Maybe the motivation was to get out of the office for a day. Whatever the reason, thousands of them streamed from the parking lots into the Wachovia Center yesterday to get pumped up by Zig Ziglar and Steve Forbes, Colin Powell and Rudy Giuliani.
Oh, yes. And Charlie Manuel and Donovan McNabb.
Now the idea of the Phillies' folksy manager and the Eagles' un-folksy quarterback serving as inspirational speakers sets up almost as many jokes as there were attendees at the arena. Manuel has acknowledged his own discomfort with public speaking, and McNabb's news conferences have often been clinics in how to talk without actually saying anything. For most of this off-season, he avoided talking publicly at all.
But rather than go for the easy one-liners, I thought it would be intriguing to see these two familiar figures in unfamiliar surroundings. So I dressed up like someone with a real job (business casual, of course) and infiltrated the arena at 8 a.m.

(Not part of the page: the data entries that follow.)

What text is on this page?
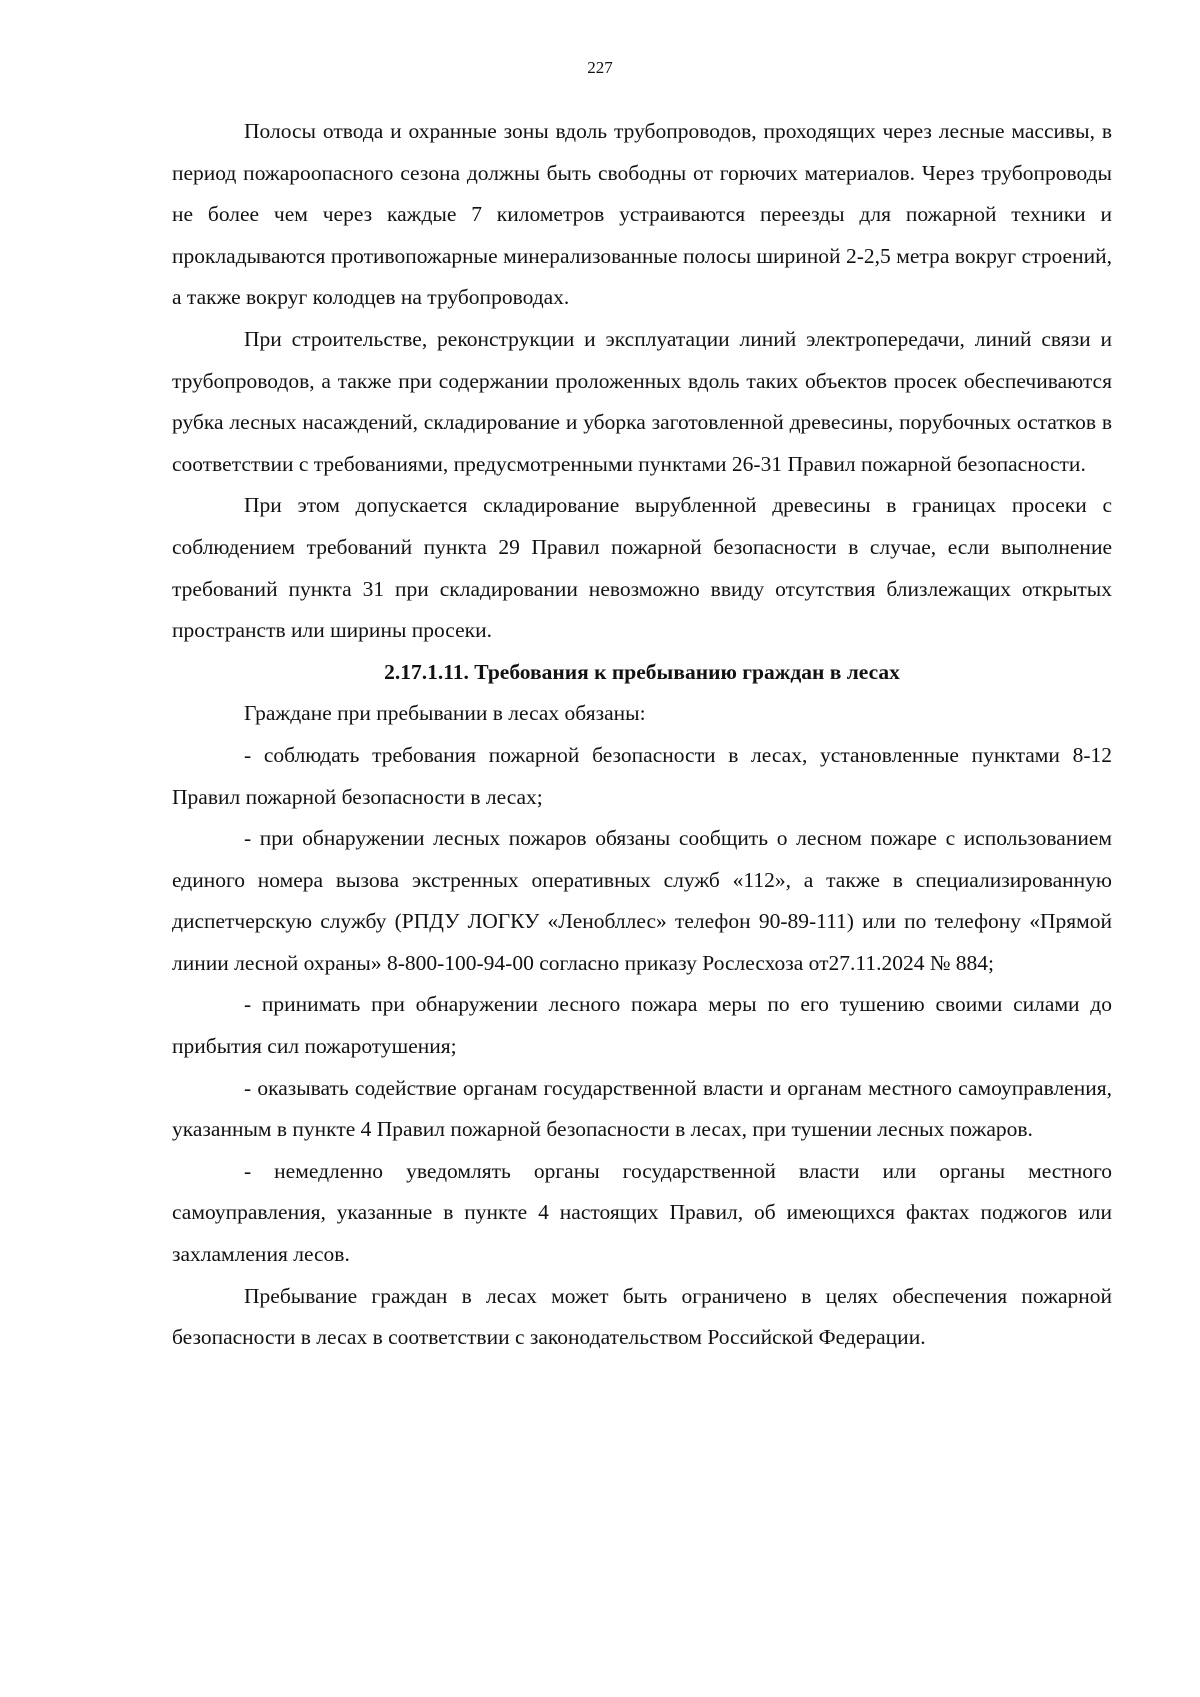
227

Полосы отвода и охранные зоны вдоль трубопроводов, проходящих через лесные массивы, в период пожароопасного сезона должны быть свободны от горючих материалов. Через трубопроводы не более чем через каждые 7 километров устраиваются переезды для пожарной техники и прокладываются противопожарные минерализованные полосы шириной 2-2,5 метра вокруг строений, а также вокруг колодцев на трубопроводах.

При строительстве, реконструкции и эксплуатации линий электропередачи, линий связи и трубопроводов, а также при содержании проложенных вдоль таких объектов просек обеспечиваются рубка лесных насаждений, складирование и уборка заготовленной древесины, порубочных остатков в соответствии с требованиями, предусмотренными пунктами 26-31 Правил пожарной безопасности.

При этом допускается складирование вырубленной древесины в границах просеки с соблюдением требований пункта 29 Правил пожарной безопасности в случае, если выполнение требований пункта 31 при складировании невозможно ввиду отсутствия близлежащих открытых пространств или ширины просеки.

2.17.1.11. Требования к пребыванию граждан в лесах

Граждане при пребывании в лесах обязаны:

- соблюдать требования пожарной безопасности в лесах, установленные пунктами 8-12 Правил пожарной безопасности в лесах;

- при обнаружении лесных пожаров обязаны сообщить о лесном пожаре с использованием единого номера вызова экстренных оперативных служб «112», а также в специализированную диспетчерскую службу (РПДУ ЛОГКУ «Ленобллес» телефон 90-89-111) или по телефону «Прямой линии лесной охраны» 8-800-100-94-00 согласно приказу Рослесхоза от27.11.2024 № 884;

- принимать при обнаружении лесного пожара меры по его тушению своими силами до прибытия сил пожаротушения;

- оказывать содействие органам государственной власти и органам местного самоуправления, указанным в пункте 4 Правил пожарной безопасности в лесах, при тушении лесных пожаров.

- немедленно уведомлять органы государственной власти или органы местного самоуправления, указанные в пункте 4 настоящих Правил, об имеющихся фактах поджогов или захламления лесов.

Пребывание граждан в лесах может быть ограничено в целях обеспечения пожарной безопасности в лесах в соответствии с законодательством Российской Федерации.
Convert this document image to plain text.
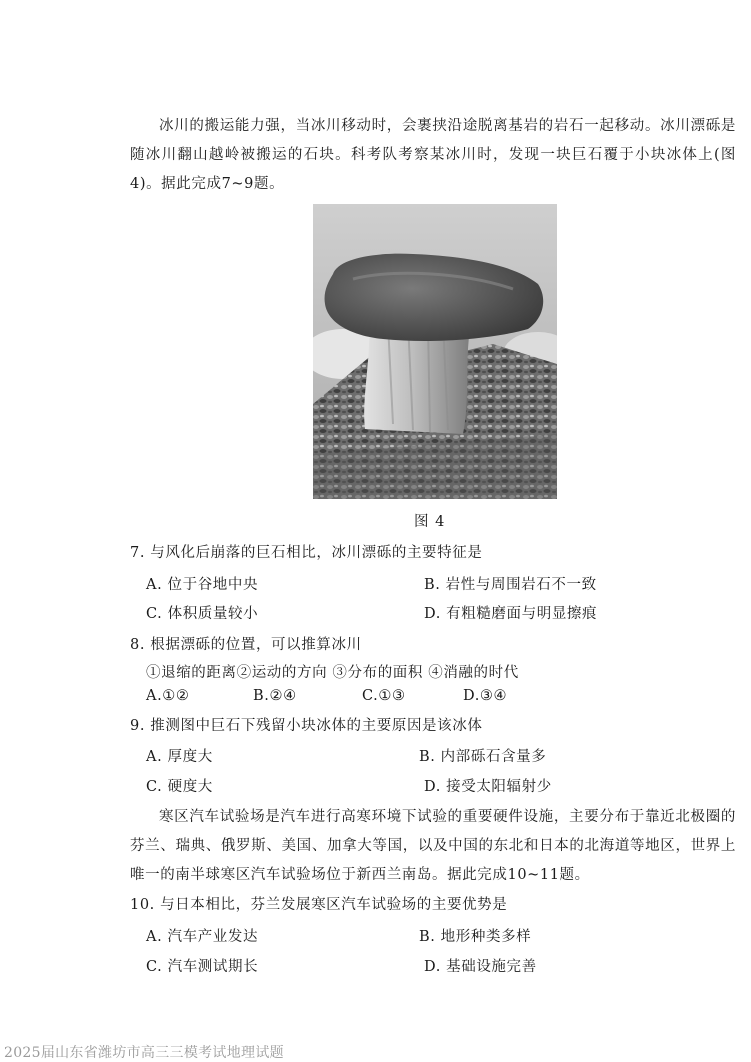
冰川的搬运能力强，当冰川移动时，会裹挟沿途脱离基岩的岩石一起移动。冰川漂砾是随冰川翻山越岭被搬运的石块。科考队考察某冰川时，发现一块巨石覆于小块冰体上(图4)。据此完成7~9题。

图 4
7. 与风化后崩落的巨石相比，冰川漂砾的主要特征是
A. 位于谷地中央	B. 岩性与周围岩石不一致
C. 体积质量较小	D. 有粗糙磨面与明显擦痕
8. 根据漂砾的位置，可以推算冰川
①退缩的距离②运动的方向 ③分布的面积 ④消融的时代
A.①②	B.②④	C.①③	D.③④
9. 推测图中巨石下残留小块冰体的主要原因是该冰体
A. 厚度大	B. 内部砾石含量多
C. 硬度大	D. 接受太阳辐射少

寒区汽车试验场是汽车进行高寒环境下试验的重要硬件设施，主要分布于靠近北极圈的芬兰、瑞典、俄罗斯、美国、加拿大等国，以及中国的东北和日本的北海道等地区，世界上唯一的南半球寒区汽车试验场位于新西兰南岛。据此完成10~11题。

10. 与日本相比，芬兰发展寒区汽车试验场的主要优势是
A. 汽车产业发达	B. 地形种类多样
C. 汽车测试期长	D. 基础设施完善
2025届山东省潍坊市高三三模考试地理试题
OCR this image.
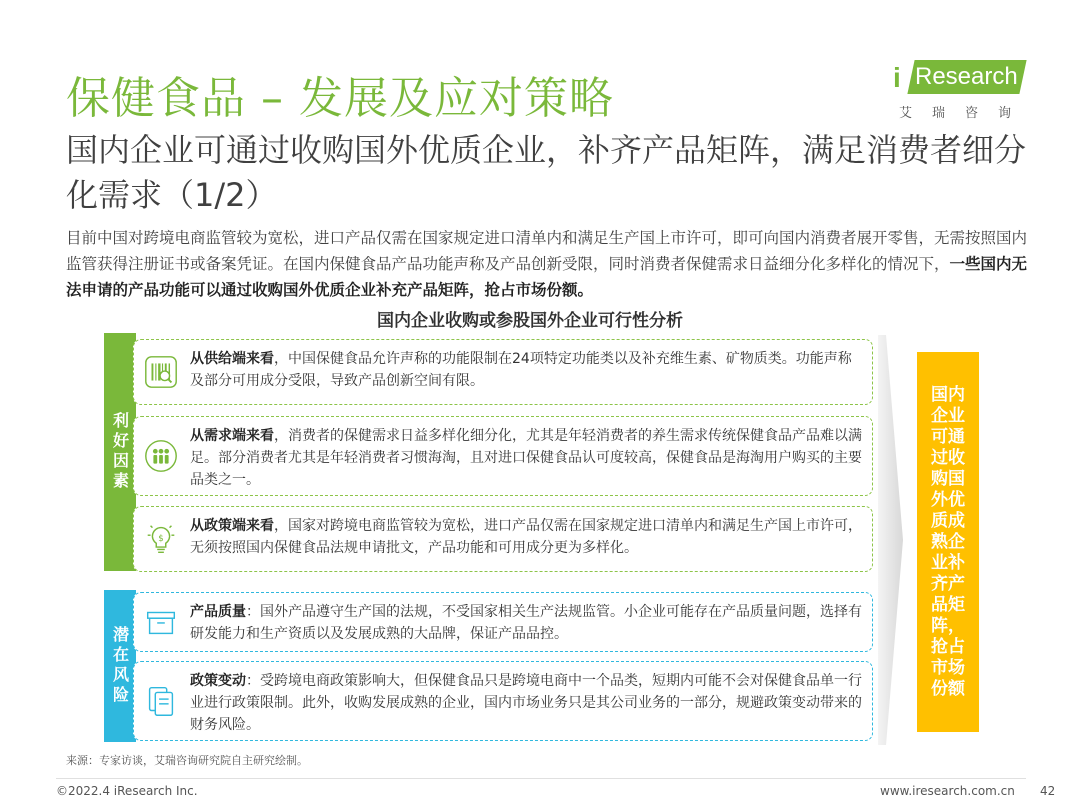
保健食品 – 发展及应对策略	i Research
艾瑞咨询
国内企业可通过收购国外优质企业，补齐产品矩阵，满足消费者细分化需求（1/2）
目前中国对跨境电商监管较为宽松，进口产品仅需在国家规定进口清单内和满足生产国上市许可，即可向国内消费者展开零售，无需按照国内监管获得注册证书或备案凭证。在国内保健食品产品功能声称及产品创新受限，同时消费者保健需求日益细分化多样化的情况下，一些国内无法申请的产品功能可以通过收购国外优质企业补充产品矩阵，抢占市场份额。
国内企业收购或参股国外企业可行性分析
利好因素
潜在风险
从供给端来看，中国保健食品允许声称的功能限制在24项特定功能类以及补充维生素、矿物质类。功能声称及部分可用成分受限，导致产品创新空间有限。
从需求端来看，消费者的保健需求日益多样化细分化，尤其是年轻消费者的养生需求传统保健食品产品难以满足。部分消费者尤其是年轻消费者习惯海淘，且对进口保健食品认可度较高，保健食品是海淘用户购买的主要品类之一。
$
从政策端来看，国家对跨境电商监管较为宽松，进口产品仅需在国家规定进口清单内和满足生产国上市许可，无须按照国内保健食品法规申请批文，产品功能和可用成分更为多样化。
产品质量：国外产品遵守生产国的法规，不受国家相关生产法规监管。小企业可能存在产品质量问题，选择有研发能力和生产资质以及发展成熟的大品牌，保证产品品控。
政策变动：受跨境电商政策影响大，但保健食品只是跨境电商中一个品类，短期内可能不会对保健食品单一行业进行政策限制。此外，收购发展成熟的企业，国内市场业务只是其公司业务的一部分，规避政策变动带来的财务风险。
国内企业可通过收购国外优质成熟企业补齐产品矩阵，抢占市场份额
来源：专家访谈，艾瑞咨询研究院自主研究绘制。
©2022.4 iResearch Inc.	www.iresearch.com.cn 42
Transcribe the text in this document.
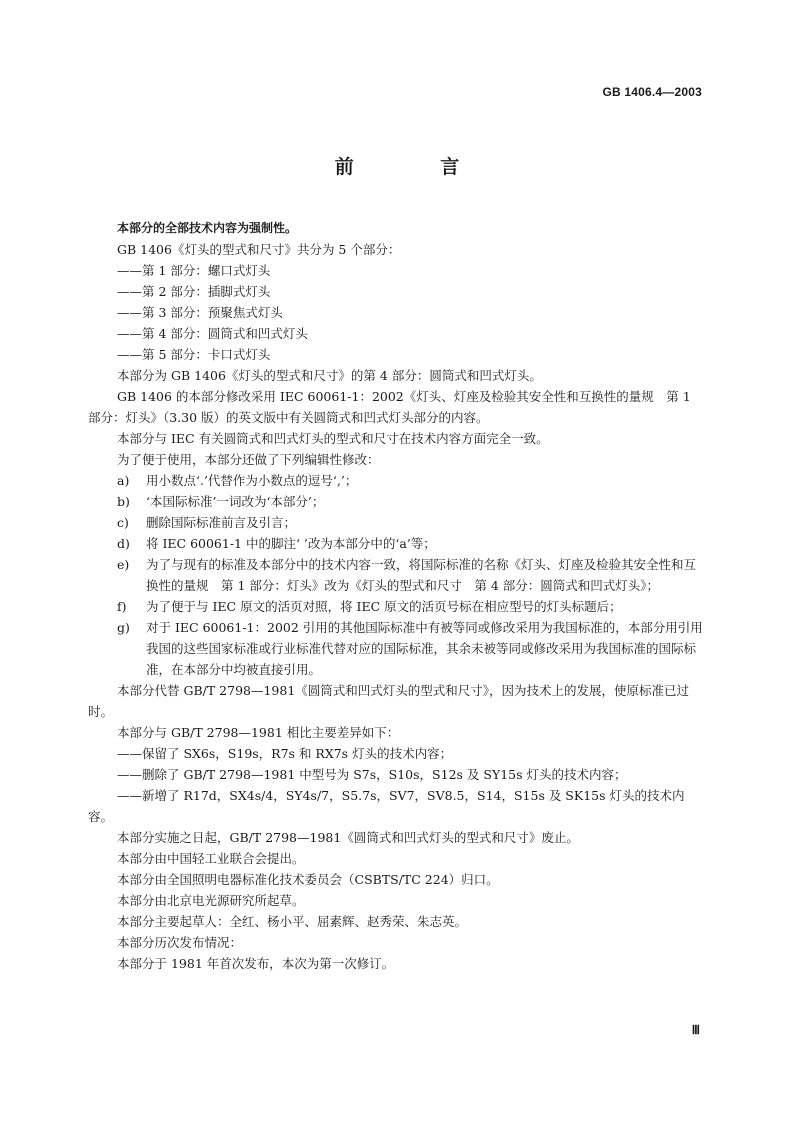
GB 1406.4—2003
前 言

本部分的全部技术内容为强制性。

GB 1406《灯头的型式和尺寸》共分为 5 个部分：

——第 1 部分：螺口式灯头

——第 2 部分：插脚式灯头

——第 3 部分：预聚焦式灯头

——第 4 部分：圆筒式和凹式灯头

——第 5 部分：卡口式灯头

本部分为 GB 1406《灯头的型式和尺寸》的第 4 部分：圆筒式和凹式灯头。

GB 1406 的本部分修改采用 IEC 60061-1：2002《灯头、灯座及检验其安全性和互换性的量规　第 1 部分：灯头》（3.30 版）的英文版中有关圆筒式和凹式灯头部分的内容。

本部分与 IEC 有关圆筒式和凹式灯头的型式和尺寸在技术内容方面完全一致。

为了便于使用，本部分还做了下列编辑性修改：

a)	用小数点‘.’代替作为小数点的逗号‘,’；
b)	‘本国际标准’一词改为‘本部分’；
c)	删除国际标准前言及引言；
d)	将 IEC 60061-1 中的脚注‘ ’改为本部分中的‘a’等；
e)	为了与现有的标准及本部分中的技术内容一致，将国际标准的名称《灯头、灯座及检验其安全性和互换性的量规　第 1 部分：灯头》改为《灯头的型式和尺寸　第 4 部分：圆筒式和凹式灯头》；
f)	为了便于与 IEC 原文的活页对照，将 IEC 原文的活页号标在相应型号的灯头标题后；
g)	对于 IEC 60061-1：2002 引用的其他国际标准中有被等同或修改采用为我国标准的，本部分用引用我国的这些国家标准或行业标准代替对应的国际标准，其余未被等同或修改采用为我国标准的国际标准，在本部分中均被直接引用。

本部分代替 GB/T 2798—1981《圆筒式和凹式灯头的型式和尺寸》，因为技术上的发展，使原标准已过时。

本部分与 GB/T 2798—1981 相比主要差异如下：

——保留了 SX6s，S19s，R7s 和 RX7s 灯头的技术内容；

——删除了 GB/T 2798—1981 中型号为 S7s，S10s，S12s 及 SY15s 灯头的技术内容；

——新增了 R17d，SX4s/4，SY4s/7，S5.7s，SV7，SV8.5，S14，S15s 及 SK15s 灯头的技术内容。

本部分实施之日起，GB/T 2798—1981《圆筒式和凹式灯头的型式和尺寸》废止。

本部分由中国轻工业联合会提出。

本部分由全国照明电器标准化技术委员会（CSBTS/TC 224）归口。

本部分由北京电光源研究所起草。

本部分主要起草人：全红、杨小平、屈素辉、赵秀荣、朱志英。

本部分历次发布情况：

本部分于 1981 年首次发布，本次为第一次修订。

Ⅲ
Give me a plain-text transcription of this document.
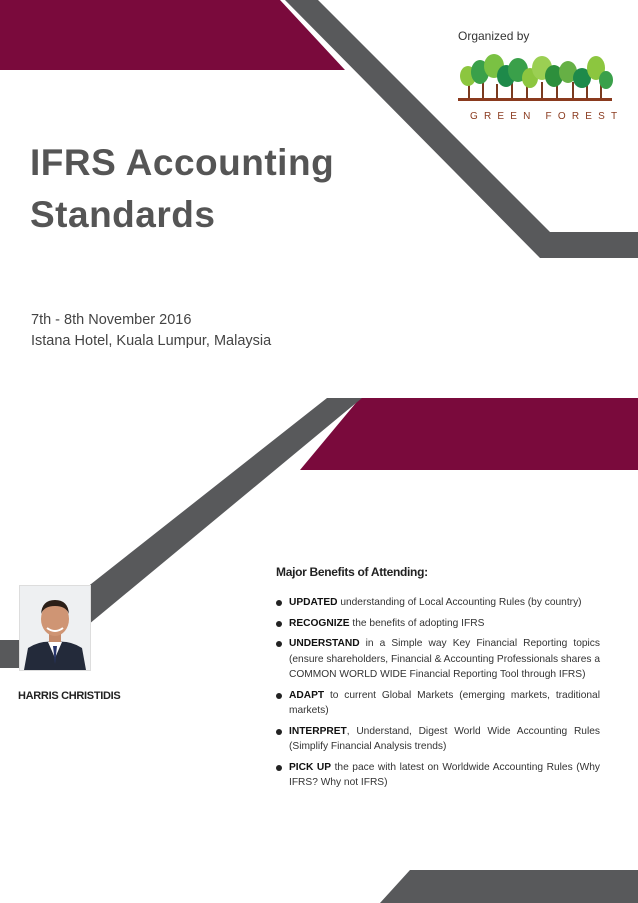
Organized by
GREEN FOREST
IFRS Accounting
Standards
7th - 8th November 2016
Istana Hotel, Kuala Lumpur, Malaysia
HARRIS CHRISTIDIS

Major Benefits of Attending:

UPDATED understanding of Local Accounting Rules (by country)
RECOGNIZE the benefits of adopting IFRS
UNDERSTAND in a Simple way Key Financial Reporting topics (ensure shareholders, Financial & Accounting Professionals shares a COMMON WORLD WIDE Financial Reporting Tool through IFRS)
ADAPT to current Global Markets (emerging markets, traditional markets)
INTERPRET, Understand, Digest World Wide Accounting Rules (Simplify Financial Analysis trends)
PICK UP the pace with latest on Worldwide Accounting Rules (Why IFRS? Why not IFRS)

It was worth it, too. Not because I plan to increase my sales by 20 percent, or because I found winning strategies for improving myself - but because it was instructive to see Manuel and McNabb outside the stale and artificial confines of their normal public appearances.
Among civilians, in other words.
(Cole Hamels spoke, too, but his smooth public persona didn't require any espionage work to comprehend.)
The organizers of the Get Motivated seminar penciled Manuel into the leadoff spot. That might have looked more attractive to the skipper before the previous night's 10th-inning meltdown, but Manuel was on time and looking dapper in a suit and floral tie. He sat on a stool on a stage in the middle of the arena floor and answered questions about leadership, motivation, and monetary policy.
Scratch that last item. That was Forbes.
Manuel spoke plainly and convincingly about learning to "pursue excellence" from top players in the United States and Japan.
"I played with Rod Carew," Manuel said. "He worked on excellence. He worked on succeeding. I worked on trying not to make an out. I kind of reversed my attitude."
Manuel seemed surprised by the applause he received when he said he was the first American player to hit 40 home runs or win an MVP award in Japan. And that crystallized the difference here: This crowd understood that success is difficult to achieve. That's the draw at events like this, the chance to be near people who have achieved it.
So Manuel's anecdote about making $15,000 to manage the minor-league Wisconsin Rapids - a job in which he also "cut the grass, put the lines down on the field, put in the pitcher's mound" - resonated here. To get from there to a float in the World Series parade is an American success story anyone can relate to.
"I've had some of the toughest players in baseball," Manuel said. "And I've had some of the best. The guys we've got with the Phillies I would consider, without a doubt, my best team."
Manuel left to a standing ovation, and the stools were cleared away. A clear plastic lectern was brought onto the stage. McNabb bounded up onto the platform, accompanied by pyrotechnics and Gary Glitter's "Rock and Roll." The QB was wearing a suit, no tie, with tinted glasses and a small microphone attached to a headset.
McNabb prowled around the square stage, talking about preparation and confidence and work ethic as those qualities translate to football as well as the business world. And, well, he was pretty good, commanding the crowd and drawing laughs with a few well-aimed jokes.
On Mondays, he said, he watches film to see "what calls Andy could make" better. He quipped about checking yourself out in the mirror before a meeting ("Looking awesome!") and the week-old doughnuts in the middle of every conference room.
He was nothing like the guy with the stilted syntax who seems to be suffering through news conferences. McNabb was relaxed and confident, and the crowd was rapt as he compared preparing for a game with preparing for a big sales meeting.
He didn't say what to do if a rival company stepped in front of your sales pitch and took it to the house, but this was supposed to be about motivation, after all.
McNabb joked about asking Manuel for a ring. He introduced the starting lineups for the broadcast of the decisive Game 5 of the World Series, he said, "so I can say I have a little piece of that."
Then he said, "I think I'm going to get my own ring."
McNabb, like Manuel, received an overwhelmingly positive response - not a boo in the house.
"If we can get you to act like this over at Lincoln Financial [Field]," McNabb joked, "we'll be all right."
Right back at you, No. 5. Right back at you.